Self Assembly of Diamond Nanothreads

Most parts of our universe self assemble in some form, but it often takes place in a random or even chaotic manner. When scientists talk about self assembly, they usually are discussing techniques designed to guide the assembly process into producing a specific result.

Crystals are collections of atoms that have self assembled into predetermined shapes that are defined by the bonding of electrons in the outer shells. By manipulating the environment the crystals grow in we may be able to change the form of the crystals that grow.

Growing long thin crystals has been a scientific pursuit for some time, because this will often produce extremely strong fibers and also can produce useful electrical conduits. Diamond nanothreads are now being produced, but in experimental environments and small quantities. Like carbon nanotubes, they will likely exhibit great strength and also have electronic applications.

Self-Assembly Process Strikes Perfect Balance for Making Atoms-Wide Nanowires – [spectrum.ieee.org]
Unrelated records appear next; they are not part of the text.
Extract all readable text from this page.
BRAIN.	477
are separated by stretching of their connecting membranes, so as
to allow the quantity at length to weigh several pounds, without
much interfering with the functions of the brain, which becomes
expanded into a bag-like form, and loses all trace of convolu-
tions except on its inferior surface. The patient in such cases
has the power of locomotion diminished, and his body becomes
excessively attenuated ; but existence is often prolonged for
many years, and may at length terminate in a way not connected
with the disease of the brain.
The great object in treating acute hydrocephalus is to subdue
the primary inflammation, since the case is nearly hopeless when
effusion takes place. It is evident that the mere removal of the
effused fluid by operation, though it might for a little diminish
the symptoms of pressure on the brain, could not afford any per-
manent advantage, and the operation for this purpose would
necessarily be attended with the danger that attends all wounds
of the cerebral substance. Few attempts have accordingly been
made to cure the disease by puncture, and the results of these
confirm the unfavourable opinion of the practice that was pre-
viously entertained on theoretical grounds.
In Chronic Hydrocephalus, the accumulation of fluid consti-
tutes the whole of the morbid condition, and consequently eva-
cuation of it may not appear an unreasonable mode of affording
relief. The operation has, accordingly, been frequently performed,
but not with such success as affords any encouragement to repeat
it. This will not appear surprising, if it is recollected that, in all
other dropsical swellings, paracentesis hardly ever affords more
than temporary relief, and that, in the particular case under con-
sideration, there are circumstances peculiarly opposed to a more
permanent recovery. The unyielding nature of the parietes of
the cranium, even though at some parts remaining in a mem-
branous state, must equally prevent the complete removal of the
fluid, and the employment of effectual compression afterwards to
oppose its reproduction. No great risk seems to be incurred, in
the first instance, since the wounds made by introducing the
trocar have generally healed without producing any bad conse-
A team of researchers from Stanford University and the US Department of Energy’s SLAC National Accelerator Laboratory have developed a self-assembly process that uses diamondoids to create nanowires with a solid, 3-atom wide copper-sulfur crystalline core—the smallest possible.

The resulting nanowires possess superior electrical properties due to the lack of defects present in the solid crystalline core. Perhaps more impotantly, the self-assembly process for making the nanowires could lead to new kinds of optoelectronic devices and superconducting materials.